Selon Bousso, la véritable crise énergétique ne fait que commencer. On pourrait soutenir qu'elle a débuté en mars, mais il lui a fallu davantage de temps pour devenir manifeste, car il s'agissait d'une crise rampante plutôt que d'un événement spectaculaire et soudain. Qu'elle empire encore, voilà qui est difficile à contester. L'Europe est particulièrement exposée, consommant depuis longtemps plus de gazole qu'elle n'en raffine et dépendant des importations pour combler l'écart. « L'Europe connaît un énorme problème de gazole », a déclaré à Bloomberg plus tôt ce mois-ci Eugene Lindell, responsable des produits raffinés au sein du cabinet de conseil FGE NexantECA. « Les choses vont devenir laides, en ce sens que l'on verra probablement des prix flat extrêmement élevés. »

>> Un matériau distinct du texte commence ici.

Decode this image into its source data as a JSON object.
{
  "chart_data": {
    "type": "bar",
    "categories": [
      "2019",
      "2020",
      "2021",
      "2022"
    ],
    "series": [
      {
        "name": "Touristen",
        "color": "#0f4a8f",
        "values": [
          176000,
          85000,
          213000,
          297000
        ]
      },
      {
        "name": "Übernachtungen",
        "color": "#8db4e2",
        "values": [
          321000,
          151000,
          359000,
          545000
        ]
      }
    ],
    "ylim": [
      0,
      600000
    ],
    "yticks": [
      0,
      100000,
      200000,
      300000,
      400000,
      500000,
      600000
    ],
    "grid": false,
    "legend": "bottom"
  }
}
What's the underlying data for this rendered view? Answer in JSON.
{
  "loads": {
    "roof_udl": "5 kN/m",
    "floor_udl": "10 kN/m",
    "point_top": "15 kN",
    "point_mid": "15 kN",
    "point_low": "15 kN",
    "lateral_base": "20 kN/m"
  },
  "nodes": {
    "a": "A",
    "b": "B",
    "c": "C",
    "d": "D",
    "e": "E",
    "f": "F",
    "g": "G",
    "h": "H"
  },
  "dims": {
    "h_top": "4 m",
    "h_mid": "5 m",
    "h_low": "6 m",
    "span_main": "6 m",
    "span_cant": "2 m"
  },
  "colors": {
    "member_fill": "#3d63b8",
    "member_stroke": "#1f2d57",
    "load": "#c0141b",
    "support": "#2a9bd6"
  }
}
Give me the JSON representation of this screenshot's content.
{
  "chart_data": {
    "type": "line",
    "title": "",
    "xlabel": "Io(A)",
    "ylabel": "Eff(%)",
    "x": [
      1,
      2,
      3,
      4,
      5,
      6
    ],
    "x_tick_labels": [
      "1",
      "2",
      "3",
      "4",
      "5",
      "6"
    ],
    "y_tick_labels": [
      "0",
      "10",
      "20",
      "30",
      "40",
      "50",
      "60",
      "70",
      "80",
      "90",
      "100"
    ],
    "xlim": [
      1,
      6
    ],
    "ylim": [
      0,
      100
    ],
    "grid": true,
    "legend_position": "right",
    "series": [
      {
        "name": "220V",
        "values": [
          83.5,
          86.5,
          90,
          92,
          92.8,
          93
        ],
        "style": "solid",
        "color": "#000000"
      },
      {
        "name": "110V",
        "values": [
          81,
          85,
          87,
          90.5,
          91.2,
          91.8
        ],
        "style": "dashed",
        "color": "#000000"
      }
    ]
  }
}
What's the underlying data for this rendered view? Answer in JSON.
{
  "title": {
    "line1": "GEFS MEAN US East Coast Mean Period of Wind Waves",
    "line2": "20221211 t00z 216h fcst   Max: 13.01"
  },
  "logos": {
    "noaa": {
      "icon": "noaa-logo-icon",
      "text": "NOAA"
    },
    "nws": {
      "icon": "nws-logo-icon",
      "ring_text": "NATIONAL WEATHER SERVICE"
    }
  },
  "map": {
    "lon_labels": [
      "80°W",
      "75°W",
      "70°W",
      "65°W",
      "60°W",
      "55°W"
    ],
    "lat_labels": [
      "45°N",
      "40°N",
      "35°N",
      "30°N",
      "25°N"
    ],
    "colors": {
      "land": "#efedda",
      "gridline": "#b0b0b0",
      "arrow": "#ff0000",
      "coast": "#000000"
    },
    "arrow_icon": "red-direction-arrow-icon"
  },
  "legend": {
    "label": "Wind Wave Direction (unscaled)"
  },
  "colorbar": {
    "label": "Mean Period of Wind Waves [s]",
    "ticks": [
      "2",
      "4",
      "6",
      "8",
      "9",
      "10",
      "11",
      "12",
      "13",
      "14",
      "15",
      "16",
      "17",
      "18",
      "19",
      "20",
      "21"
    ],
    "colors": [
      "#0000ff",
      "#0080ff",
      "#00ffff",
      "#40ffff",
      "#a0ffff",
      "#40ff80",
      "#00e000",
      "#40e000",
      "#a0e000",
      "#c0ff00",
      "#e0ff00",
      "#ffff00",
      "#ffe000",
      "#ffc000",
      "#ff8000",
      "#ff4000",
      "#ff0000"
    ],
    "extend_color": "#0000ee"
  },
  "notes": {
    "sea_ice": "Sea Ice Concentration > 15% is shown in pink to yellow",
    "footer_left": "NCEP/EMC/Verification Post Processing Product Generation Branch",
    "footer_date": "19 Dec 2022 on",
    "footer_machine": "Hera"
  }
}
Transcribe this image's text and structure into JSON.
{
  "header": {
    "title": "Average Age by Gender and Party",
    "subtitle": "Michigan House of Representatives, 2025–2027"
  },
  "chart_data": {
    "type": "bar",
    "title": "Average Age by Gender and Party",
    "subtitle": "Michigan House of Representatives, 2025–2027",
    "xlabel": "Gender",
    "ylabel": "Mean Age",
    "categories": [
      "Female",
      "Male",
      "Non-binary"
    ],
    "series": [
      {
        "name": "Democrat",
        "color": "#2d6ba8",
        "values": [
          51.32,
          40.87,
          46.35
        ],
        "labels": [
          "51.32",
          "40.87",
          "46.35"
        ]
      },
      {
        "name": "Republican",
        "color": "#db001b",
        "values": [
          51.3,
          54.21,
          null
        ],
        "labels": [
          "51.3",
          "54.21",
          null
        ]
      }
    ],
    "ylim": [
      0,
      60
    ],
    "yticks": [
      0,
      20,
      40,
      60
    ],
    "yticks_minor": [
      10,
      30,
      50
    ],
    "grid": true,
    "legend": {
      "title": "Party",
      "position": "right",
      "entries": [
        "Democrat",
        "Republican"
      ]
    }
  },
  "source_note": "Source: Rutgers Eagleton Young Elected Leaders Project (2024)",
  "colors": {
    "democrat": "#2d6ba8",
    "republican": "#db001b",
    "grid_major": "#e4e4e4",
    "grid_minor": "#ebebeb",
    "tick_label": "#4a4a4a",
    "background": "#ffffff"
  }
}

Et la douleur ne se limitera pas à l'Europe. Le monde entier utilise le gazole, et en grande quantité — et à mesure que le temps se refroidit dans l'hémisphère nord, la demande de ce carburant augmente, tant pour le transport que pour le chauffage. Comme le gazole alimente le fret et les machines qui acheminent les marchandises jusqu'au marché, son prix se répercute sur le coût de presque tout le reste. L'inflation est déjà en hausse : un bond de 3,4 % des prix à la consommation aux États-Unis et des prix en hausse de 2,9 % dans la zone euro, tous deux portés par des coûts énergétiques plus élevés, racontent une histoire courte mais éloquente sur la sécurité énergétique. Ce n'est peut-être que le début de l'effet d'entraînement des guerres sur le monde — et les indicateurs à surveiller dans les semaines à venir sont les données hebdomadaires sur les stocks et le fonctionnement des raffineries, le rythme des réparations dans les installations endommagées, ainsi que la durabilité des flux d'exportation des rares fournisseurs qui expédient encore.